How Republicans Have Changed Culture of Capitol

GOP ideas frame Washington budget debate

OVER the next few weeks you'll see big headlines from Washington about a titanic budget struggle between Congress and the White House. As you glance at these stories on your way to more interesting reading - an update on Bolivian tin mining, perhaps - keep this in mind: Much of the argument is about details. In a broad sense, this is a war that congressional Republicans have already won.

Not that budget fine print isn't important. These ''details'' involve billion-dollar swings in funding for Medicare and other major programs.

But Newt Gingrich and his GOP revolutionaries have succeeded in changing Washington's frame of budget reference. Take a favorite Republican subject, tax cuts. President Clinton and GOP congressional leaders differ on how large any tax cut should be, and who should be benefit. But they aren't arguing about whether there should be a tax cut at all.

Nor is there disagreement about the goal of a balanced-budget plan. The question dividing the Capitol and the White House is when the government should aim to have its books in the black. Should it be 2002, as the GOP wants? Or should it be later, as Clinton would prefer?

''The debate is largely on the Republicans' terms,'' says George Edwards, a presidential scholar from Texas A&M University.

It's a similar situation to that which prevailed in the early days of President Reagan's time in office, Mr. Edwards says. Back then, riding the wave of Reagan's electoral victory, the new White House leadership moved quickly to set the US political agenda. Republicans and Democrats squabbled over the size of Mr. Reagan's tax cut, not whether it should occur. An early '80s boost in defense spending became a fait accompli - with its size the only issue up for real debate.

When President Clinton took office he, too, set the city's frame of reference, with health-care reform eventually emerging as his top priority. Its defeat shows that sometimes, you need votes, too - not just debate control.

It has taken more than just victory at the polls last November to bring congressional Republicans as far as they have come. It has taken a partisan plan, based on the Contract With America, cohesion in Congress, and strong (some might complain dictatorial) control by the new House Speaker.

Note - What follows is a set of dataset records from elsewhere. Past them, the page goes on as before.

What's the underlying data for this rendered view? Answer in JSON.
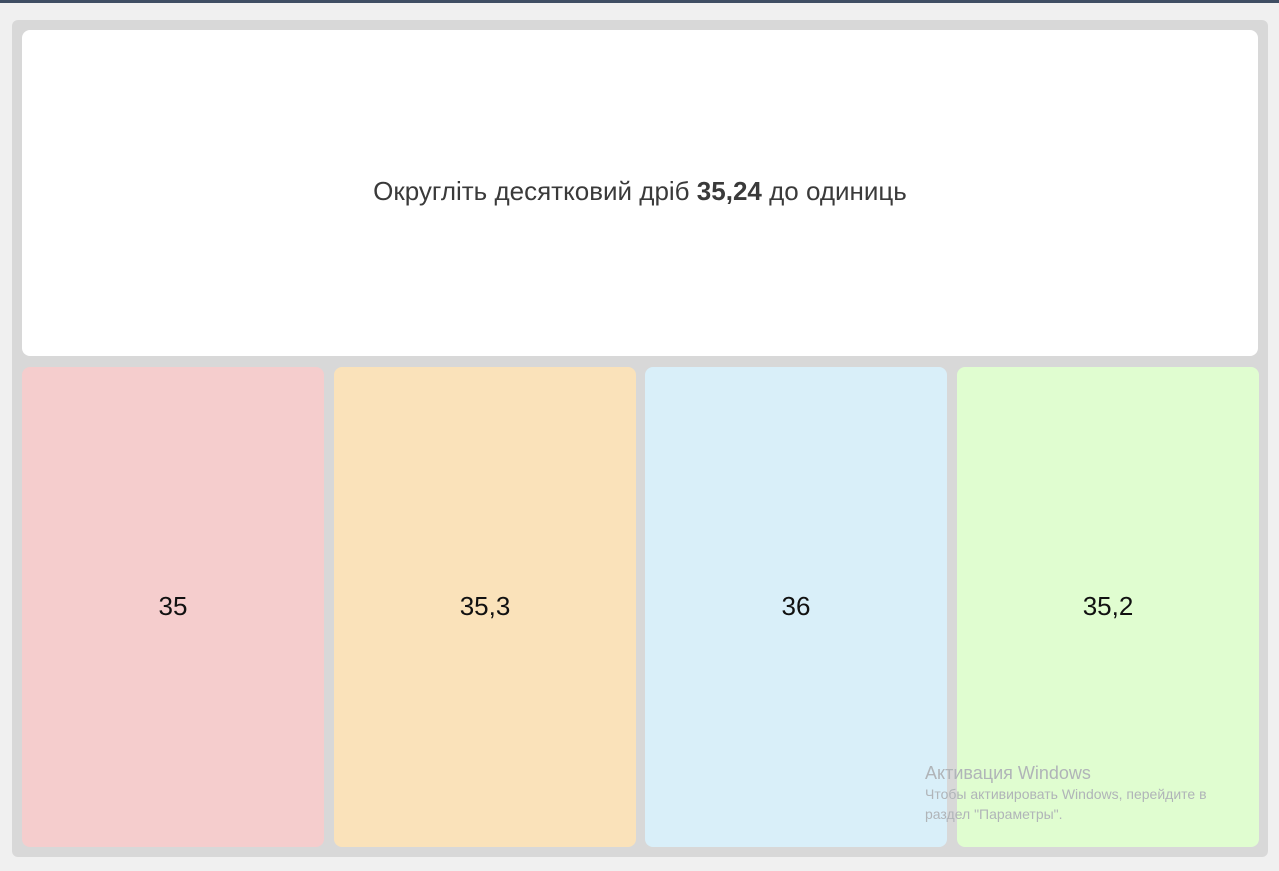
{
  "question": {
    "prefix": "Округліть десятковий дріб ",
    "number": "35,24",
    "suffix": " до одиниць"
  },
  "answers": [
    {
      "label": "35",
      "color": "#f5cdcd"
    },
    {
      "label": "35,3",
      "color": "#fae2ba"
    },
    {
      "label": "36",
      "color": "#d9eff9"
    },
    {
      "label": "35,2",
      "color": "#e0fdd0"
    }
  ],
  "watermark": {
    "title": "Активация Windows",
    "text": "Чтобы активировать Windows, перейдите в раздел \"Параметры\"."
  },
  "colors": {
    "frame": "#d8d8d8",
    "background": "#f0f0f0",
    "topbar": "#3f4e63"
  }
}
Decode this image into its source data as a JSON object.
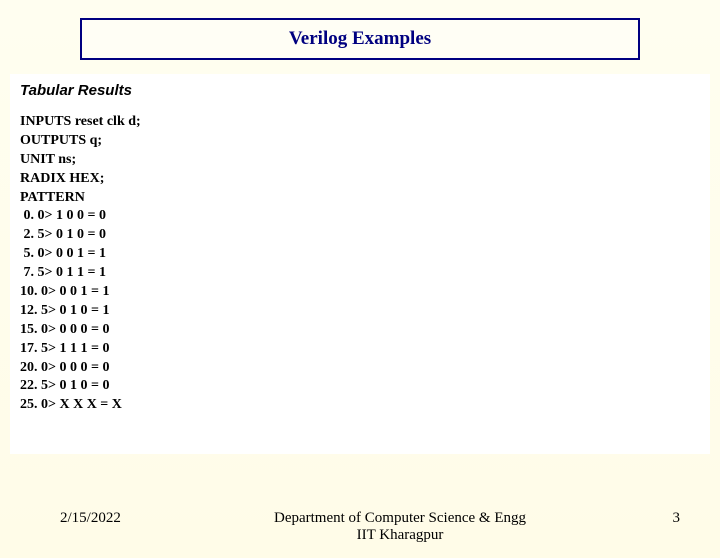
{
  "title": "Verilog Examples",
  "subtitle": "Tabular Results",
  "code_lines": [
    "INPUTS reset clk d;",
    "OUTPUTS q;",
    "UNIT ns;",
    "RADIX HEX;",
    "PATTERN",
    " 0. 0> 1 0 0 = 0",
    " 2. 5> 0 1 0 = 0",
    " 5. 0> 0 0 1 = 1",
    " 7. 5> 0 1 1 = 1",
    "10. 0> 0 0 1 = 1",
    "12. 5> 0 1 0 = 1",
    "15. 0> 0 0 0 = 0",
    "17. 5> 1 1 1 = 0",
    "20. 0> 0 0 0 = 0",
    "22. 5> 0 1 0 = 0",
    "25. 0> X X X = X"
  ],
  "footer": {
    "date": "2/15/2022",
    "dept_line1": "Department of Computer Science & Engg",
    "dept_line2": "IIT Kharagpur",
    "page": "3"
  }
}
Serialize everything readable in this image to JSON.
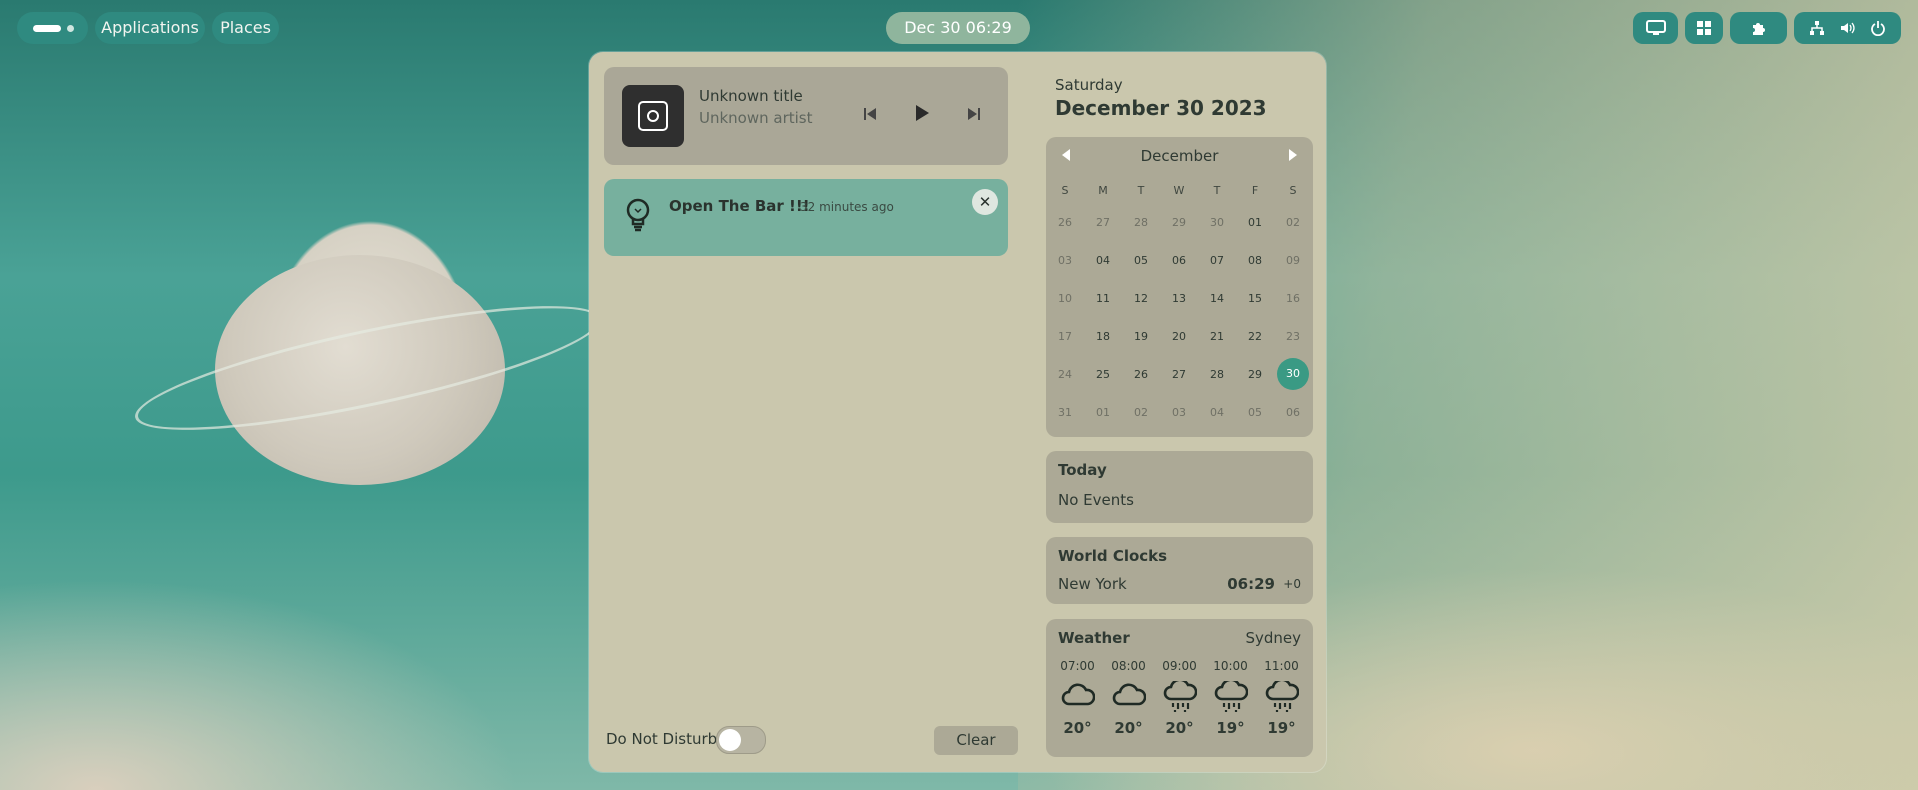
{
  "topbar": {
    "applications_label": "Applications",
    "places_label": "Places",
    "clock_label": "Dec 30  06:29"
  },
  "media": {
    "title": "Unknown title",
    "artist": "Unknown artist"
  },
  "notification": {
    "title": "Open The Bar !!!",
    "time": "32 minutes ago"
  },
  "footer": {
    "dnd_label": "Do Not Disturb",
    "dnd_on": false,
    "clear_label": "Clear"
  },
  "date": {
    "weekday": "Saturday",
    "full": "December 30 2023"
  },
  "calendar": {
    "month": "December",
    "day_headers": [
      "S",
      "M",
      "T",
      "W",
      "T",
      "F",
      "S"
    ],
    "weeks": [
      [
        "26",
        "27",
        "28",
        "29",
        "30",
        "01",
        "02"
      ],
      [
        "03",
        "04",
        "05",
        "06",
        "07",
        "08",
        "09"
      ],
      [
        "10",
        "11",
        "12",
        "13",
        "14",
        "15",
        "16"
      ],
      [
        "17",
        "18",
        "19",
        "20",
        "21",
        "22",
        "23"
      ],
      [
        "24",
        "25",
        "26",
        "27",
        "28",
        "29",
        "30"
      ],
      [
        "31",
        "01",
        "02",
        "03",
        "04",
        "05",
        "06"
      ]
    ],
    "selected": "30"
  },
  "events": {
    "title": "Today",
    "text": "No Events"
  },
  "world_clocks": {
    "title": "World Clocks",
    "city": "New York",
    "time": "06:29",
    "offset": "+0"
  },
  "weather": {
    "title": "Weather",
    "location": "Sydney",
    "hours": [
      {
        "time": "07:00",
        "icon": "cloud-icon",
        "temp": "20°"
      },
      {
        "time": "08:00",
        "icon": "cloud-icon",
        "temp": "20°"
      },
      {
        "time": "09:00",
        "icon": "rain-icon",
        "temp": "20°"
      },
      {
        "time": "10:00",
        "icon": "rain-icon",
        "temp": "19°"
      },
      {
        "time": "11:00",
        "icon": "rain-icon",
        "temp": "19°"
      }
    ]
  },
  "colors": {
    "accent": "#3a9a84",
    "topbar_pill": "#2f8a80",
    "panel": "#cac7ad",
    "card": "#aca996",
    "notification": "#77b09e"
  }
}
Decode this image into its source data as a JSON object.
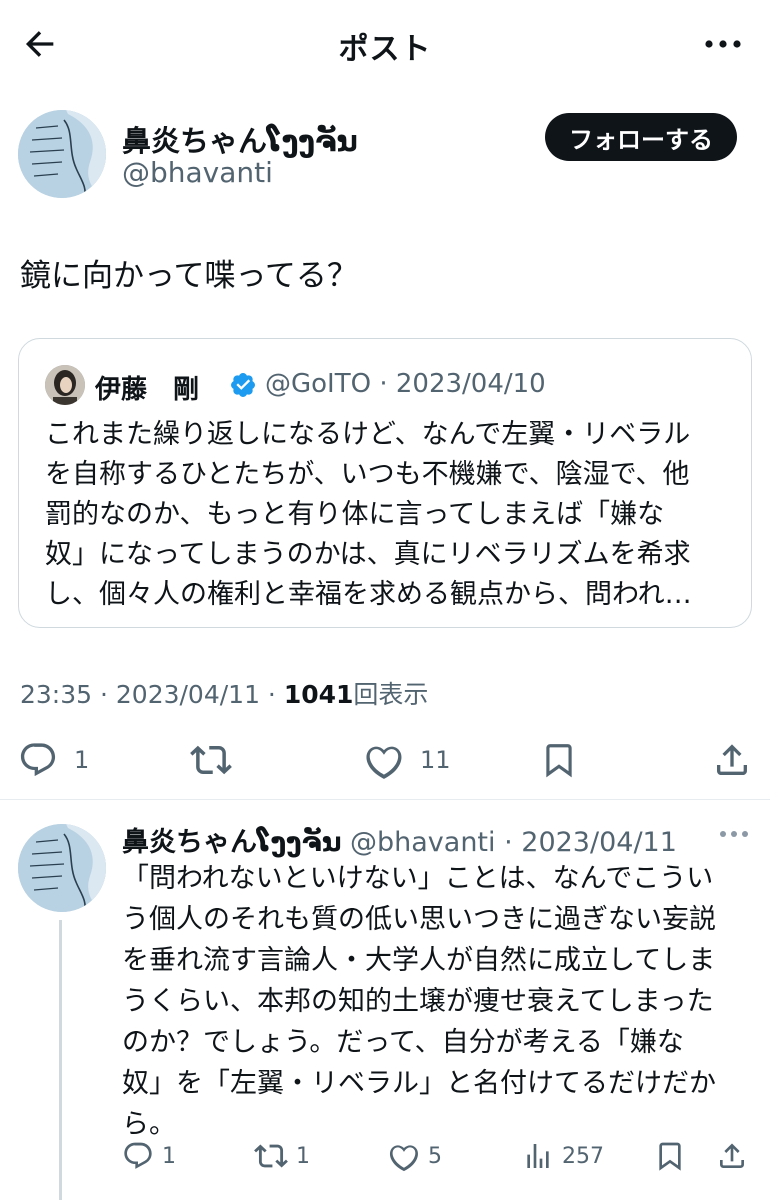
{
  "header": {
    "title": "ポスト"
  },
  "post": {
    "author_name": "鼻炎ちゃんໂງງຈັນ",
    "author_handle": "@bhavanti",
    "follow_label": "フォローする",
    "text": "鏡に向かって喋ってる？",
    "quote": {
      "name": "伊藤　剛",
      "meta": "@GoITO · 2023/04/10",
      "lines": [
        "これまた繰り返しになるけど、なんで左翼・リベラル",
        "を自称するひとたちが、いつも不機嫌で、陰湿で、他",
        "罰的なのか、もっと有り体に言ってしまえば「嫌な",
        "奴」になってしまうのかは、真にリベラリズムを希求",
        "し、個々人の権利と幸福を求める観点から、問われ…"
      ]
    },
    "time_prefix": "23:35 · 2023/04/11 · ",
    "views_count": "1041",
    "views_label": "回表示",
    "reply_count": "1",
    "like_count": "11"
  },
  "reply": {
    "author_name": "鼻炎ちゃんໂງງຈັນ",
    "meta": " @bhavanti · 2023/04/11",
    "lines": [
      "「問われないといけない」ことは、なんでこうい",
      "う個人のそれも質の低い思いつきに過ぎない妄説",
      "を垂れ流す言論人・大学人が自然に成立してしま",
      "うくらい、本邦の知的土壌が痩せ衰えてしまった",
      "のか？でしょう。だって、自分が考える「嫌な",
      "奴」を「左翼・リベラル」と名付けてるだけだか",
      "ら。"
    ],
    "reply_count": "1",
    "repost_count": "1",
    "like_count": "5",
    "view_count": "257"
  },
  "colors": {
    "text": "#0f1419",
    "secondary": "#536471",
    "verified": "#1d9bf0",
    "border": "#cfd9de"
  }
}
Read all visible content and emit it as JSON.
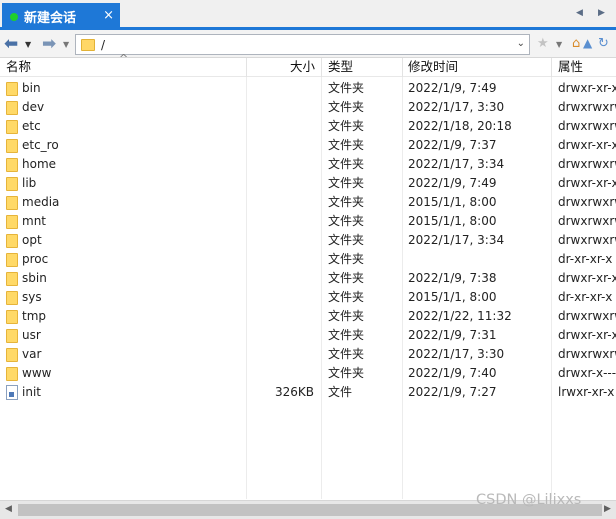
{
  "tab": {
    "title": "新建会话",
    "close": "×"
  },
  "tab_nav": {
    "left": "◀",
    "right": "▶"
  },
  "toolbar": {
    "back": "⬅",
    "back_dd": "▼",
    "forward": "➡",
    "forward_dd": "▼",
    "path": "/",
    "path_dd": "⌄",
    "star": "★",
    "star_dd": "▼",
    "home": "⌂",
    "up": "▲",
    "refresh": "↻"
  },
  "columns": {
    "name": "名称",
    "size": "大小",
    "type": "类型",
    "mtime": "修改时间",
    "attr": "属性",
    "sort_caret": "^"
  },
  "rows": [
    {
      "name": "bin",
      "size": "",
      "type": "文件夹",
      "mtime": "2022/1/9, 7:49",
      "attr": "drwxr-xr-x",
      "kind": "folder"
    },
    {
      "name": "dev",
      "size": "",
      "type": "文件夹",
      "mtime": "2022/1/17, 3:30",
      "attr": "drwxrwxrwx",
      "kind": "folder"
    },
    {
      "name": "etc",
      "size": "",
      "type": "文件夹",
      "mtime": "2022/1/18, 20:18",
      "attr": "drwxrwxrwx",
      "kind": "folder"
    },
    {
      "name": "etc_ro",
      "size": "",
      "type": "文件夹",
      "mtime": "2022/1/9, 7:37",
      "attr": "drwxr-xr-x",
      "kind": "folder"
    },
    {
      "name": "home",
      "size": "",
      "type": "文件夹",
      "mtime": "2022/1/17, 3:34",
      "attr": "drwxrwxrwx",
      "kind": "folder"
    },
    {
      "name": "lib",
      "size": "",
      "type": "文件夹",
      "mtime": "2022/1/9, 7:49",
      "attr": "drwxr-xr-x",
      "kind": "folder"
    },
    {
      "name": "media",
      "size": "",
      "type": "文件夹",
      "mtime": "2015/1/1, 8:00",
      "attr": "drwxrwxrwx",
      "kind": "folder"
    },
    {
      "name": "mnt",
      "size": "",
      "type": "文件夹",
      "mtime": "2015/1/1, 8:00",
      "attr": "drwxrwxrwx",
      "kind": "folder"
    },
    {
      "name": "opt",
      "size": "",
      "type": "文件夹",
      "mtime": "2022/1/17, 3:34",
      "attr": "drwxrwxrwx",
      "kind": "folder"
    },
    {
      "name": "proc",
      "size": "",
      "type": "文件夹",
      "mtime": "",
      "attr": "dr-xr-xr-x",
      "kind": "folder"
    },
    {
      "name": "sbin",
      "size": "",
      "type": "文件夹",
      "mtime": "2022/1/9, 7:38",
      "attr": "drwxr-xr-x",
      "kind": "folder"
    },
    {
      "name": "sys",
      "size": "",
      "type": "文件夹",
      "mtime": "2015/1/1, 8:00",
      "attr": "dr-xr-xr-x",
      "kind": "folder"
    },
    {
      "name": "tmp",
      "size": "",
      "type": "文件夹",
      "mtime": "2022/1/22, 11:32",
      "attr": "drwxrwxrwx",
      "kind": "folder"
    },
    {
      "name": "usr",
      "size": "",
      "type": "文件夹",
      "mtime": "2022/1/9, 7:31",
      "attr": "drwxr-xr-x",
      "kind": "folder"
    },
    {
      "name": "var",
      "size": "",
      "type": "文件夹",
      "mtime": "2022/1/17, 3:30",
      "attr": "drwxrwxrwx",
      "kind": "folder"
    },
    {
      "name": "www",
      "size": "",
      "type": "文件夹",
      "mtime": "2022/1/9, 7:40",
      "attr": "drwxr-x---",
      "kind": "folder"
    },
    {
      "name": "init",
      "size": "326KB",
      "type": "文件",
      "mtime": "2022/1/9, 7:27",
      "attr": "lrwxr-xr-x",
      "kind": "file"
    }
  ],
  "scrollbar": {
    "left": "◀",
    "right": "▶"
  },
  "watermark": "CSDN @Lilixxs",
  "colors": {
    "accent": "#1e78d7",
    "status_dot": "#1fcf2d",
    "folder": "#ffd967"
  }
}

''Whether you like the Contract With America or not, it's still the closest thing to real party government we've had in this country for a long time,'' says Edwards.

Indeed, there are increasing signs that with some of their big budget changes the GOP is marching down a politically unpopular road. A new New York Times/CBS poll found almost 60 percent of respondents disapprove of the Republicans' proposed cuts in Medicare. Similarly, 60 percent judged that balancing the budget was a more important goal than cutting taxes. And more than 80 percent believe that even if the GOP tax and spending plan passes, the federal budget won't actually be in balance seven years from now.

And in any case GOP dominance of the budget wars does not necessarily translate into political defeat for President Clinton. In complaining about certain aspects of the GOP plan, such as its $270 million Medicare reduction, the president has appeared to be defending values, as well as a large voting block, the elderly. With his likely veto of the huge budget reconciliation package now moving through Congress, he will set the stage for a final package that will require the involvement of negotiators from both the legislative and executive ends of Pennsylvania Avenue.

The one thing Clinton won't look is irrelevant. Considering where he stood in the immediate aftermath of last November's elections, that's real progress.

''Now, he's got to be part of the process,'' says Tom Cronin, a presidential scholar and head of Whitman College in Washington state.

At time of writing, the GOP appeared close to passing their massive tax-and-budget-plan, otherwise known as reconciliation legislation, in both the House and Senate. Merely getting this huge bill to the floor consistutes something of a victory, as it contains a sweeping welfare reform, Medicare reductions, Medicaid cuts, and a host of smaller but still controversial legislative changes - all while aiming at a balanced budget in seven years.

The next step is a House-Senate conference to iron out differences between their bills. That is likely to take about two weeks.

Then, if the situation remains unchanged, Clinton will probably veto the bill. He'll hold out for smaller Medicare cuts, and other changes that he believes will produce ''a budget that reflects our values,'' he said on Oct. 25.